1. Não é coisa de outro tempo

    Tenho vindo a aperceber-me que os homens acham que vivemos num país desenvolvido onde a igualdade é um dado adquirido e onde a luta deixou de fazer sentido. Escrevo assim “os homens”, coisa que eles também não apreciam, mas a verdade é que ainda não conheci nenhum a quem isto não se aplique minimamente. Acham-se todos diferentes desses homens e a verdade é que são! Os meus homens são distintos, cultos, esclarecidos… mas quão diferentes serão na realidade?

    Dizem-me “vê lá isto do teu feminismo” ou “vais gostar deste filme, muito feminista”. Dizem-no inocentemente, sem maldade nem preconceito. No entanto, a minha cabeça não pára de pensar no “meu feminismo”… penso no porquê de não encararem isto como algo também seu, o porquê de também não gostarem desse filme ou não terem o mesmo interesse por essas notícias. Os meus homens lavam a loiça e cozinham melhor do que eu, sabem coser um botão e passar a ferro. Eu passo a roupa com secador. Não que ache isso algo positivo, é só assim que é. Nunca os vi sentirem a superioridade na pele, não sabem o que isso é. Olham para mim de igual para igual. Ainda assim, há dias em que me entregam o “meu feminismo” embrulhado como um presente.

    Ouvi também recentemente o pensamento de que as estrelas de Hollywood mentem sobre os relatos de assédio sexual para atingirem mais fama ou por ser “moda”. Ouvi-o já da boca tanto de homens como mulheres. Pensei nisso também, pensei em como era possível esse ser o seu principal pensamento. Mulheres relatam abusos e o primeiro pensamento não é sobre como isso é chocante, mas sim sobre a possibilidade de ser mentira. A possibilidade de os homens estarem a ser vítimas de uma campanha sem piedade contra eles. E a possibilidade de ser verdade?

    Não será suficiente a possibilidade de ser verdade?

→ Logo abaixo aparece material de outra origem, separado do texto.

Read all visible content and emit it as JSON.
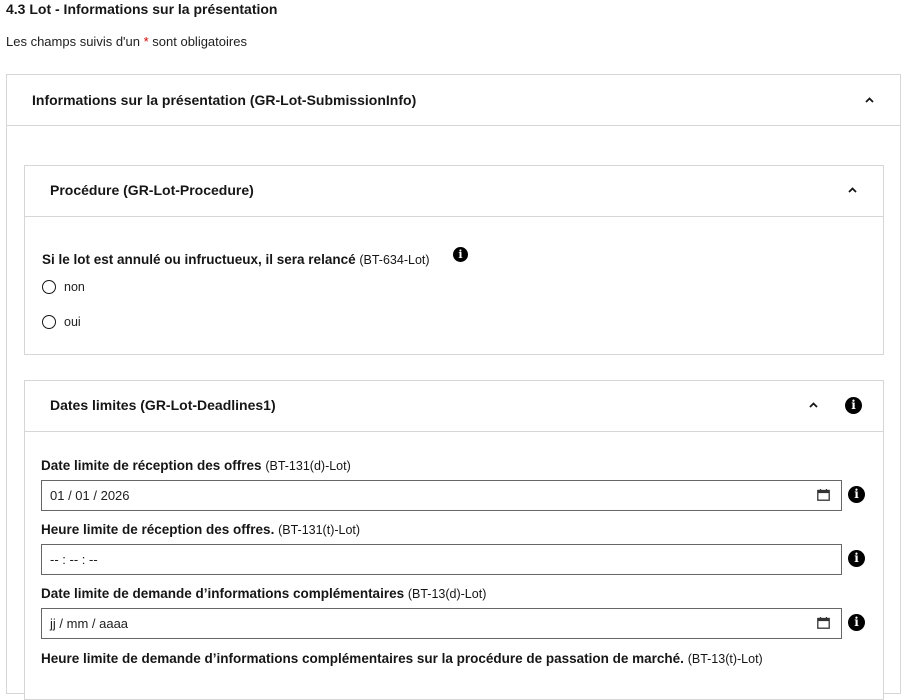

    Após alguns dias a divagar sobre este assunto veio-me à cabeça esta ideia de que eles pensam que a igualdade já está garantida. Acham que o feminismo é a supremacia feminina e não a igualdade, porque essa já existe, como toda a gente sabe (também durante algo tempo senti que vivia neste paraíso onde alguém antes de mim já tinha lutado tudo e eu só tinha de existir nos meus direitos). Acham até “querido” da nossa parte achar o contrário e gostam de nós assim, revolucionárias de meia tigela. Percebi que não entendem quão sério isto é, não sentem isto como uma luta sua. Porque se os meus homens distintos, cultos e esclarecidos sentem a necessidade de se defender suavemente da afronta feminina, quem não sentirá? Se os meus homens, que para mim sempre foram exemplares do homem moderno, não vêem os detalhes da sociedade, quem é que verá?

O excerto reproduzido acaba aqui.